Новая книга Рэнтаро начиналась фразой: «Я — этa». Он ярко живописал невежество и нищету этой касты. Рэнтаро рассказывал о том, какое множество честных мужчин и женщин отторгнуто обществом только потому, что они принадлежат к «этa». Автор «Исповеди» делился и своими душевными страданиями и своими радостными и грустными воспоминаниями о прошлом: о далёких годах мучительных сомнений, порождённых дисгармонией общественной жизни, когда он стремился к духовной свободе и не находил её; о той поре, когда он вступил в новую жизнь, открывшуюся ему, словно утреннее небо. И, читая книгу, словно слышишь глухие рыдания мужчины со страстной душой.

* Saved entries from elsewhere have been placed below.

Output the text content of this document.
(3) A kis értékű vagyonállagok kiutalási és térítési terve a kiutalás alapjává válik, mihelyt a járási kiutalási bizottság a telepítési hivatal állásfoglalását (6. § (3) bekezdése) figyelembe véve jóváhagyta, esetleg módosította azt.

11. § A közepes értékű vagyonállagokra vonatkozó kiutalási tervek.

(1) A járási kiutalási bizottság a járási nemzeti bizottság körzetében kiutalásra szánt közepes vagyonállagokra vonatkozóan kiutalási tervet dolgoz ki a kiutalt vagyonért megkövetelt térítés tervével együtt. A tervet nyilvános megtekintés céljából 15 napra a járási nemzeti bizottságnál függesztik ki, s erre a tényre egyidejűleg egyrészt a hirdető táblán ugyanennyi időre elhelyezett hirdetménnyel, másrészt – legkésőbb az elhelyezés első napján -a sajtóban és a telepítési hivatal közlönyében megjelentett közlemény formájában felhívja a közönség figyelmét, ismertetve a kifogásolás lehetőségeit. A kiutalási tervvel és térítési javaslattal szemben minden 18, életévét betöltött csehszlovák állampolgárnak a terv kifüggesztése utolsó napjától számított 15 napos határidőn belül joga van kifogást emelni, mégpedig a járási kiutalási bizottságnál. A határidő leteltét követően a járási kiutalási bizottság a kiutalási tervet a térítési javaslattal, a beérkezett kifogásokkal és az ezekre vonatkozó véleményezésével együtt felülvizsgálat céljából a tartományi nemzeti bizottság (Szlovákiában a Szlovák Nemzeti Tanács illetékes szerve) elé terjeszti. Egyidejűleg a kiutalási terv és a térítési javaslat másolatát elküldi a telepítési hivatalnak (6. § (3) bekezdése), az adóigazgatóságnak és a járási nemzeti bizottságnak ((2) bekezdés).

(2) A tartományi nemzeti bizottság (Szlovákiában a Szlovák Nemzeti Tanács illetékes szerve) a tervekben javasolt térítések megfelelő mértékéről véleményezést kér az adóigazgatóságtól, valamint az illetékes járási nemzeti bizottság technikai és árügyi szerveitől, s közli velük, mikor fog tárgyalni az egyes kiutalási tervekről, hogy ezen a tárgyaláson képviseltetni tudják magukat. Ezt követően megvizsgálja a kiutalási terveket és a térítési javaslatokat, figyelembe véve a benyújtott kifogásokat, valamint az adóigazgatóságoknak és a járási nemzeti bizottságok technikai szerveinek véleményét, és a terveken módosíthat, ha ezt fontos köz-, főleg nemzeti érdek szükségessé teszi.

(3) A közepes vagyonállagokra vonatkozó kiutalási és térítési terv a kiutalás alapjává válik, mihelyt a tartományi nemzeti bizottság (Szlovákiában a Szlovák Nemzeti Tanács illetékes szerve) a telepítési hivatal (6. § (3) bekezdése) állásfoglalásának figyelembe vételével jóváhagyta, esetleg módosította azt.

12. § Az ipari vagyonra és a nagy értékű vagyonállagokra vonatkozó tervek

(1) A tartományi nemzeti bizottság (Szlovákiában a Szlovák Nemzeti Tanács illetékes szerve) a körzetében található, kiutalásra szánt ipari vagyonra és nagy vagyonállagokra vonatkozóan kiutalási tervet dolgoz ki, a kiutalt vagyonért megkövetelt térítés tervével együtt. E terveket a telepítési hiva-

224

Новая жизнь, она началась для Рэнтаро совершенно случайно, из-за обычной житейской неудачи. Он родился в провинции Синано, в Такато. То, что он происходит из старинной семьи «этa», стало известно нескоро, только когда он получил место преподавателя психологии в учительской семинарии в Нагано — ещё до поступления туда Усимацу. Об этом поведал кто-то из учащихся, тоже родом с юга Синано. По семинарии пронёсся слух: «Среди преподавателей есть парий!» Возникло всеобщее волнение: одни были ошеломлены этой новостью, другие недоумевали. Многие не хотели верить, что Рэнтаро — «этa»; и характер, и внешность, и образованность — всё свидетельствовало в пользу его благородного происхождения. Однако среди тех его коллег, кто завидовал Рэнтаро, раздались голоса: «Гнать его, гнать!» Увы, если бы людям не были присущи расовые предрассудки, не было бы убитых в Кишинёве евреев, не было бы и распространённой на Западе теории жёлтой опасности. В этом мире, где несправедливость легко берёт верх над справедливостью, кто захочет возвысить голос в защиту «этa»? И когда Рэнтаро признался в своём происхождении и, распрощавшись с товарищами, покинул семинарию, не нашлось ни одного человека, выразившего ему сочувствие. Выйдя за ворота семинарии, Рэнтаро решил бросить «науку ради науки».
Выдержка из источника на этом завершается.